The Fiscal Cliff Deal
By Paul Gable
You have to give Congress credit, the television spot, sound bite and photo op drama was high as the fiscal cliff was “avoided” in New Years Eve and New Years Day votes in the U.S. Senate and House.
Automatic tax hikes and spending cuts that were set to begin yesterday were avoided, but the health of the U.S. economy remains perilous.
What really happened was business as usual on Capitol Hill. By extending the Bush era tax cuts to everyone earning less than $450,000 per year, middle and lower class workers will pay less in income taxes. But approximately 96 percent of millionaires will also be paying less income tax than they would have paid if no deal was passed and Clinton era tax rates were restored.
While 99 percent of U.S. workers will not have an increase in their income taxes, most will go back to paying 6.25 percent in payroll taxes for social security. That rate restores the two percent that was cut from payroll taxes several years ago as part of the stimulus package and will have a direct effect on workers earning less than $100,000 per year.
The current tax rates on estate taxes and the alternative minimum tax were extended.
Among other provisions in the deal passed by Congress, special interest goodies were included as is always the case.
For example, NASCAR and the Hollywood movie industry will benefit from extended depreciation models that benefit them.

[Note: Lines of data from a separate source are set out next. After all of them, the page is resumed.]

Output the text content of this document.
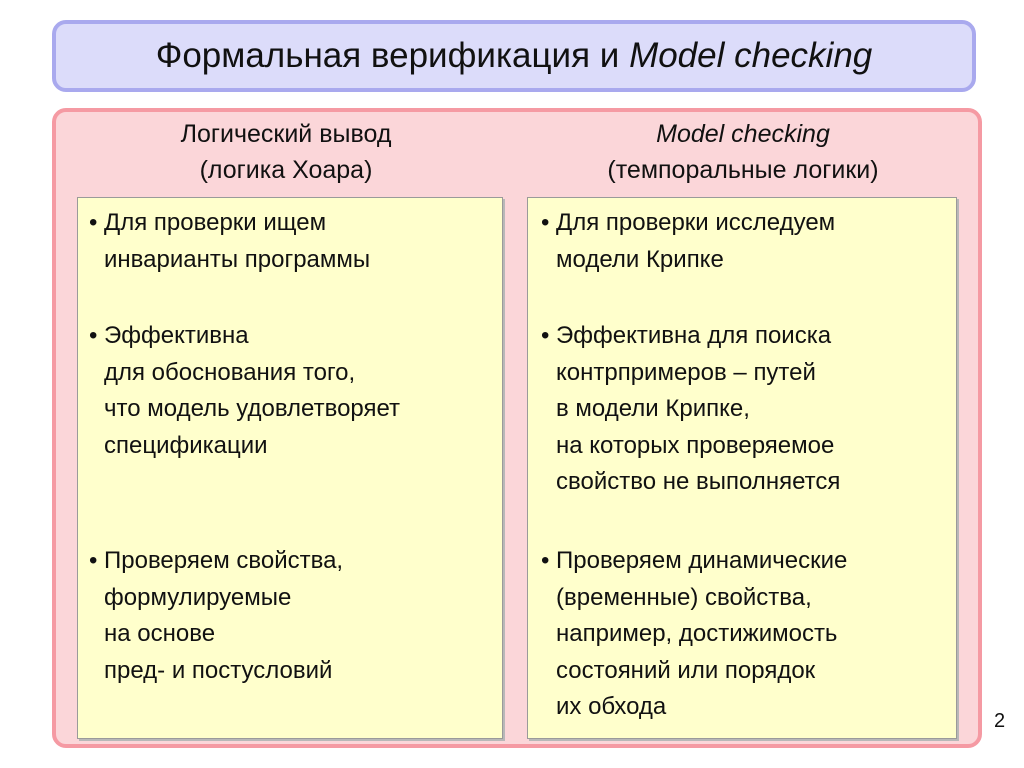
Формальная верификация и Model checking
Логический вывод
(логика Хоара)
Model checking
(темпоральные логики)
• Для проверки ищем
инварианты программы
• Эффективна
для обоснования того,
что модель удовлетворяет
спецификации
• Проверяем свойства,
формулируемые
на основе
пред- и постусловий
• Для проверки исследуем
модели Крипке
• Эффективна для поиска
контрпримеров – путей
в модели Крипке,
на которых проверяемое
свойство не выполняется
• Проверяем динамические
(временные) свойства,
например, достижимость
состояний или порядок
их обхода
2
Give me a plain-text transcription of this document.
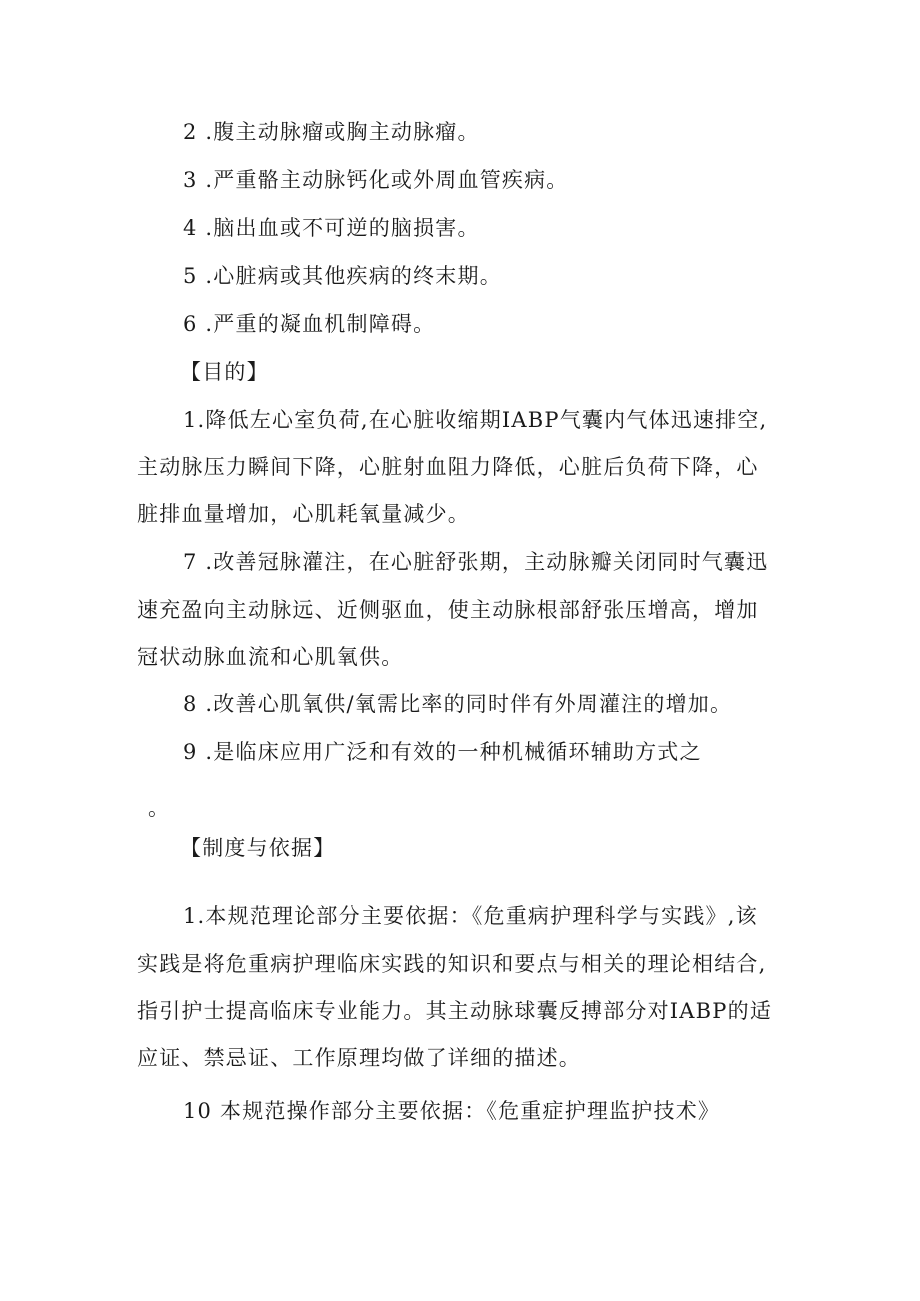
2 .腹主动脉瘤或胸主动脉瘤。
3 .严重骼主动脉钙化或外周血管疾病。
4 .脑出血或不可逆的脑损害。
5 .心脏病或其他疾病的终末期。
6 .严重的凝血机制障碍。
【目的】
1.降低左心室负荷,在心脏收缩期IABP气囊内气体迅速排空,
主动脉压力瞬间下降，心脏射血阻力降低，心脏后负荷下降，心
脏排血量增加，心肌耗氧量减少。
7 .改善冠脉灌注，在心脏舒张期，主动脉瓣关闭同时气囊迅
速充盈向主动脉远、近侧驱血，使主动脉根部舒张压增高，增加
冠状动脉血流和心肌氧供。
8 .改善心肌氧供/氧需比率的同时伴有外周灌注的增加。
9 .是临床应用广泛和有效的一种机械循环辅助方式之
。
【制度与依据】
1.本规范理论部分主要依据：《危重病护理科学与实践》,该
实践是将危重病护理临床实践的知识和要点与相关的理论相结合,
指引护士提高临床专业能力。其主动脉球囊反搏部分对IABP的适
应证、禁忌证、工作原理均做了详细的描述。
10 本规范操作部分主要依据：《危重症护理监护技术》
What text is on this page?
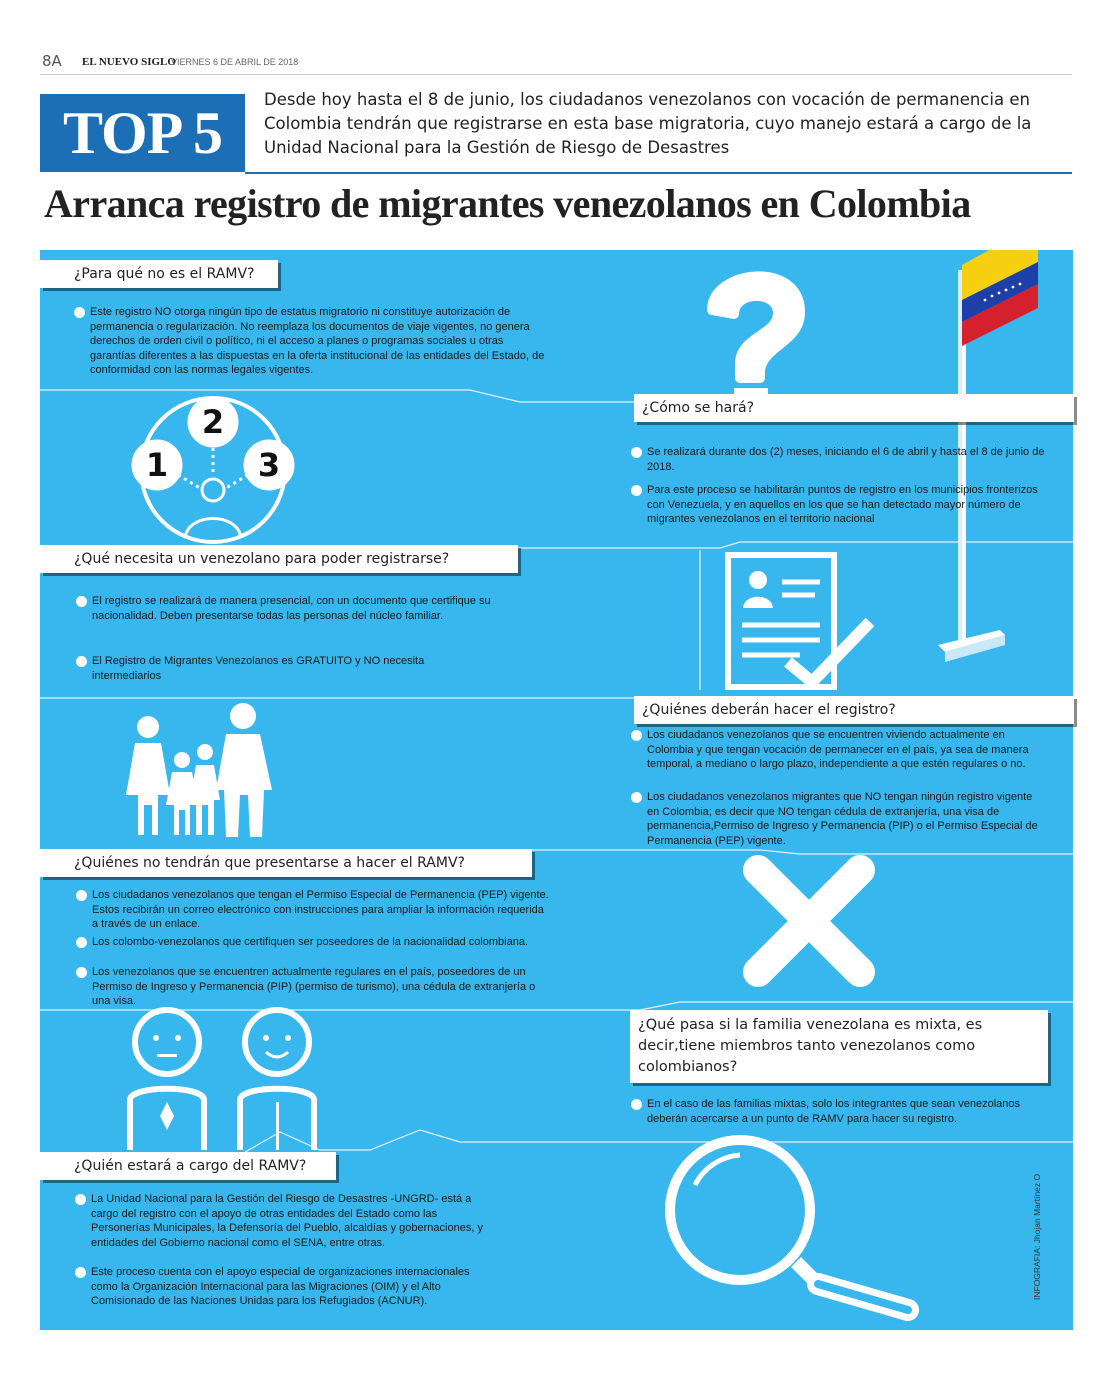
8A EL NUEVO SIGLO
VIERNES 6 DE ABRIL DE 2018
TOP 5
Desde hoy hasta el 8 de junio, los ciudadanos venezolanos con vocación de permanencia en Colombia tendrán que registrarse en esta base migratoria, cuyo manejo estará a cargo de la Unidad Nacional para la Gestión de Riesgo de Desastres
Arranca registro de migrantes venezolanos en Colombia
2
1	3
¿Para qué no es el RAMV?
Este registro NO otorga ningún tipo de estatus migratorio ni constituye autorización de permanencia o regularización. No reemplaza los documentos de viaje vigentes, no genera derechos de orden civil o político, ni el acceso a planes o programas sociales u otras garantías diferentes a las dispuestas en la oferta institucional de las entidades del Estado, de conformidad con las normas legales vigentes.
¿Cómo se hará?
Se realizará durante dos (2) meses, iniciando el 6 de abril y hasta el 8 de junio de 2018.
Para este proceso se habilitarán puntos de registro en los municipios fronterizos con Venezuela, y en aquellos en los que se han detectado mayor número de migrantes venezolanos en el territorio nacional
¿Qué necesita un venezolano para poder registrarse?
El registro se realizará de manera presencial, con un documento que certifique su nacionalidad. Deben presentarse todas las personas del núcleo familiar.
El Registro de Migrantes Venezolanos es GRATUITO y NO necesita intermediarios
¿Quiénes deberán hacer el registro?
Los ciudadanos venezolanos que se encuentren viviendo actualmente en Colombia y que tengan vocación de permanecer en el país, ya sea de manera temporal, a mediano o largo plazo, independiente a que estén regulares o no.
Los ciudadanos venezolanos migrantes que NO tengan ningún registro vigente en Colombia; es decir que NO tengan cédula de extranjería, una visa de permanencia,Permiso de Ingreso y Permanencia (PIP) o el Permiso Especial de Permanencia (PEP) vigente.
¿Quiénes no tendrán que presentarse a hacer el RAMV?
Los ciudadanos venezolanos que tengan el Permiso Especial de Permanencia (PEP) vigente. Estos recibirán un correo electrónico con instrucciones para ampliar la información requerida a través de un enlace.
Los colombo-venezolanos que certifiquen ser poseedores de la nacionalidad colombiana.
Los venezolanos que se encuentren actualmente regulares en el país, poseedores de un Permiso de Ingreso y Permanencia (PIP) (permiso de turismo), una cédula de extranjería o una visa.
¿Qué pasa si la familia venezolana es mixta, es decir,tiene miembros tanto venezolanos como colombianos?
En el caso de las familias mixtas, solo los integrantes que sean venezolanos deberán acercarse a un punto de RAMV para hacer su registro.
¿Quién estará a cargo del RAMV?
La Unidad Nacional para la Gestión del Riesgo de Desastres -UNGRD- está a cargo del registro con el apoyo de otras entidades del Estado como las Personerías Municipales, la Defensoría del Pueblo, alcaldías y gobernaciones, y entidades del Gobierno nacional como el SENA, entre otras.
Este proceso cuenta con el apoyo especial de organizaciones internacionales como la Organización Internacional para las Migraciones (OIM) y el Alto Comisionado de las Naciones Unidas para los Refugiados (ACNUR).
INFOGRAFIA: Jhojan Martínez O
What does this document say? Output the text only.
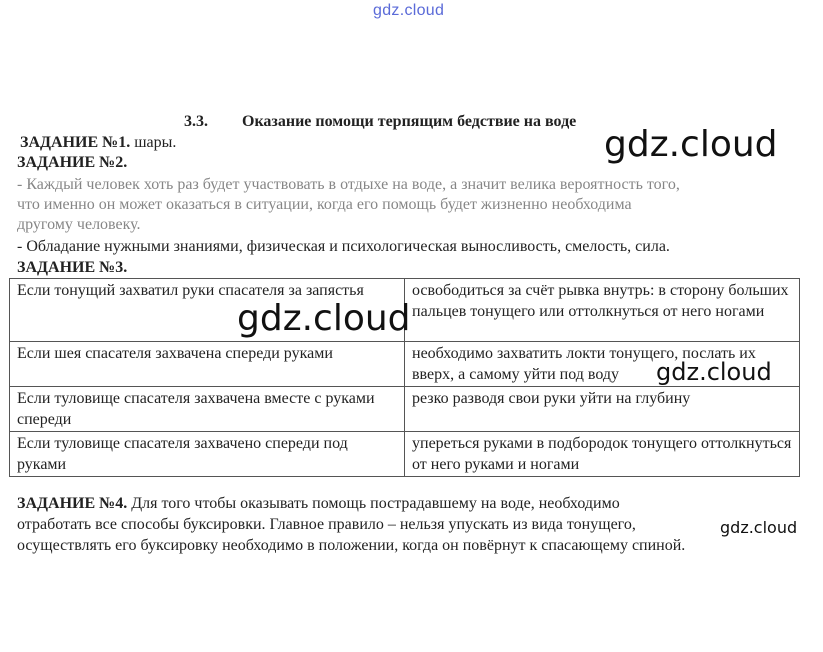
gdz.cloud
gdz.cloud
gdz.cloud
gdz.cloud
gdz.cloud
3.3. Оказание помощи терпящим бедствие на воде
ЗАДАНИЕ №1. шары.
ЗАДАНИЕ №2.
- Каждый человек хоть раз будет участвовать в отдыхе на воде, а значит велика вероятность того,
что именно он может оказаться в ситуации, когда его помощь будет жизненно необходима
другому человеку.
- Обладание нужными знаниями, физическая и психологическая выносливость, смелость, сила.
ЗАДАНИЕ №3.
Если тонущий захватил руки спасателя за запястья	освободиться за счёт рывка внутрь: в сторону больших пальцев тонущего или оттолкнуться от него ногами
Если шея спасателя захвачена спереди руками	необходимо захватить локти тонущего, послать их вверх, а самому уйти под воду
Если туловище спасателя захвачена вместе с руками спереди	резко разводя свои руки уйти на глубину
Если туловище спасателя захвачено спереди под руками	упереться руками в подбородок тонущего оттолкнуться от него руками и ногами

ЗАДАНИЕ №4. Для того чтобы оказывать помощь пострадавшему на воде, необходимо

отработать все способы буксировки. Главное правило – нельзя упускать из вида тонущего,

осуществлять его буксировку необходимо в положении, когда он повёрнут к спасающему спиной.
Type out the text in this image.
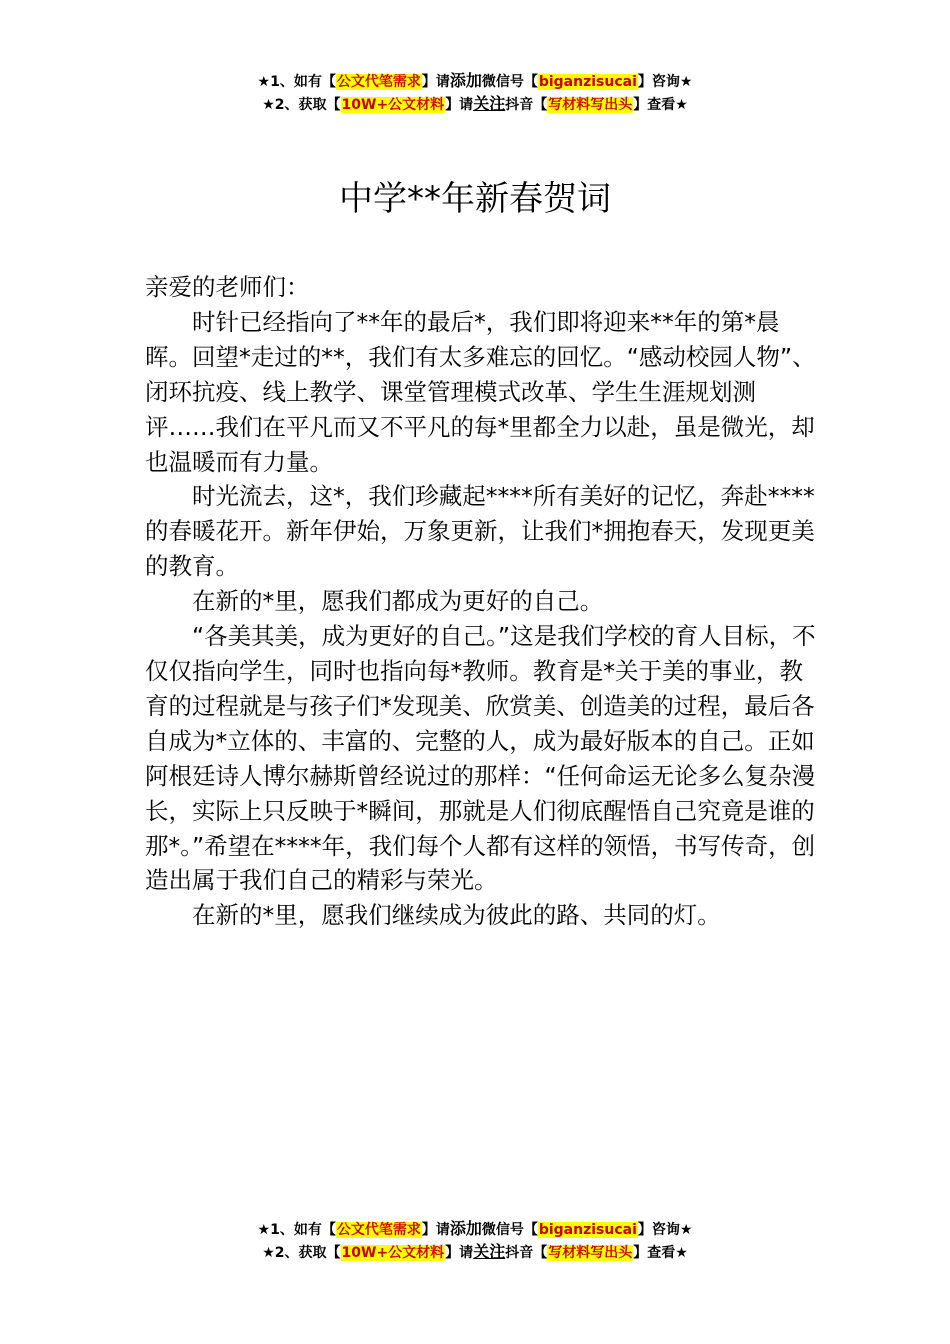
★1、如有【公文代笔需求】请添加微信号【biganzisucai】咨询★
★2、获取【10W+公文材料】请关注抖音【写材料写出头】查看★
中学**年新春贺词

亲爱的老师们：

时针已经指向了**年的最后*，我们即将迎来**年的第*晨晖。回望*走过的**，我们有太多难忘的回忆。“感动校园人物”、闭环抗疫、线上教学、课堂管理模式改革、学生生涯规划测评……我们在平凡而又不平凡的每*里都全力以赴，虽是微光，却也温暖而有力量。

时光流去，这*，我们珍藏起****所有美好的记忆，奔赴****的春暖花开。新年伊始，万象更新，让我们*拥抱春天，发现更美的教育。

在新的*里，愿我们都成为更好的自己。

“各美其美，成为更好的自己。”这是我们学校的育人目标，不仅仅指向学生，同时也指向每*教师。教育是*关于美的事业，教育的过程就是与孩子们*发现美、欣赏美、创造美的过程，最后各自成为*立体的、丰富的、完整的人，成为最好版本的自己。正如阿根廷诗人博尔赫斯曾经说过的那样：“任何命运无论多么复杂漫长，实际上只反映于*瞬间，那就是人们彻底醒悟自己究竟是谁的那*。”希望在****年，我们每个人都有这样的领悟，书写传奇，创造出属于我们自己的精彩与荣光。

在新的*里，愿我们继续成为彼此的路、共同的灯。

★1、如有【公文代笔需求】请添加微信号【biganzisucai】咨询★
★2、获取【10W+公文材料】请关注抖音【写材料写出头】查看★
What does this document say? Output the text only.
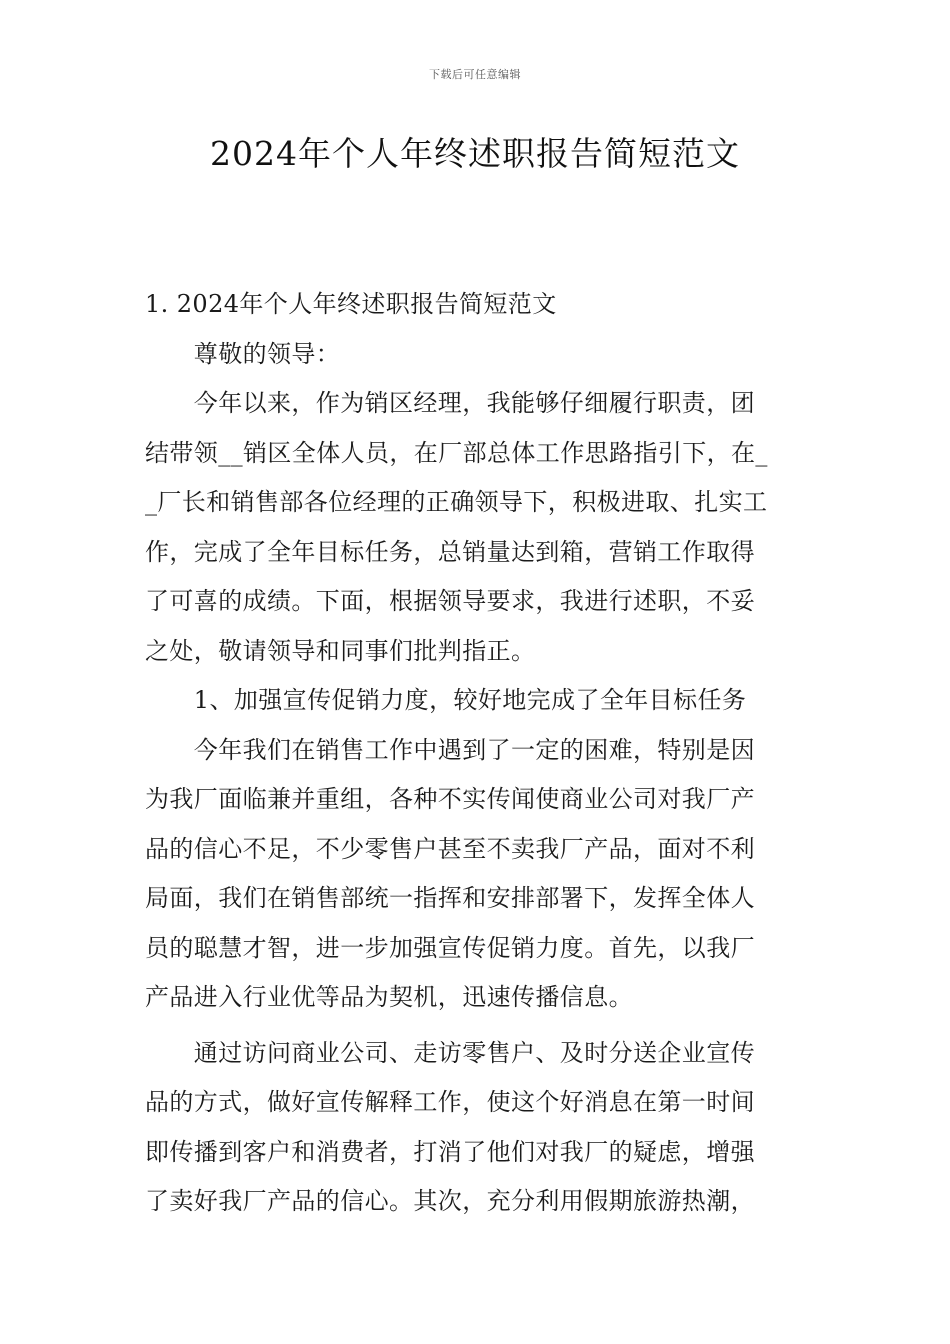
下载后可任意编辑
2024年个人年终述职报告简短范文
1. 2024年个人年终述职报告简短范文
　　尊敬的领导：
　　今年以来，作为销区经理，我能够仔细履行职责，团
结带领__销区全体人员，在厂部总体工作思路指引下，在_
_厂长和销售部各位经理的正确领导下，积极进取、扎实工
作，完成了全年目标任务，总销量达到箱，营销工作取得
了可喜的成绩。下面，根据领导要求，我进行述职，不妥
之处，敬请领导和同事们批判指正。
　　1、加强宣传促销力度，较好地完成了全年目标任务
　　今年我们在销售工作中遇到了一定的困难，特别是因
为我厂面临兼并重组，各种不实传闻使商业公司对我厂产
品的信心不足，不少零售户甚至不卖我厂产品，面对不利
局面，我们在销售部统一指挥和安排部署下，发挥全体人
员的聪慧才智，进一步加强宣传促销力度。首先，以我厂
产品进入行业优等品为契机，迅速传播信息。
　　通过访问商业公司、走访零售户、及时分送企业宣传
品的方式，做好宣传解释工作，使这个好消息在第一时间
即传播到客户和消费者，打消了他们对我厂的疑虑，增强
了卖好我厂产品的信心。其次，充分利用假期旅游热潮，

Beneficial tax provisions for “Indian coal facilities”, whatever those may be, were extended as was the “Indian tax credit” for businesses that hire individuals who are members of a Native American tribe, work on the tribal land, and live on or near the reservation.
Tax credits for research and development and low income housing were extended as well as accelerated depreciation for restaurants and certain leasers.
A disaster relief bill for those affected by Hurricane Sandy was not voted on in the House.
Most government workers got a pay raise including Congress whose base pay will now be $174,900 per year.
Where else can you earn so much for doing so little?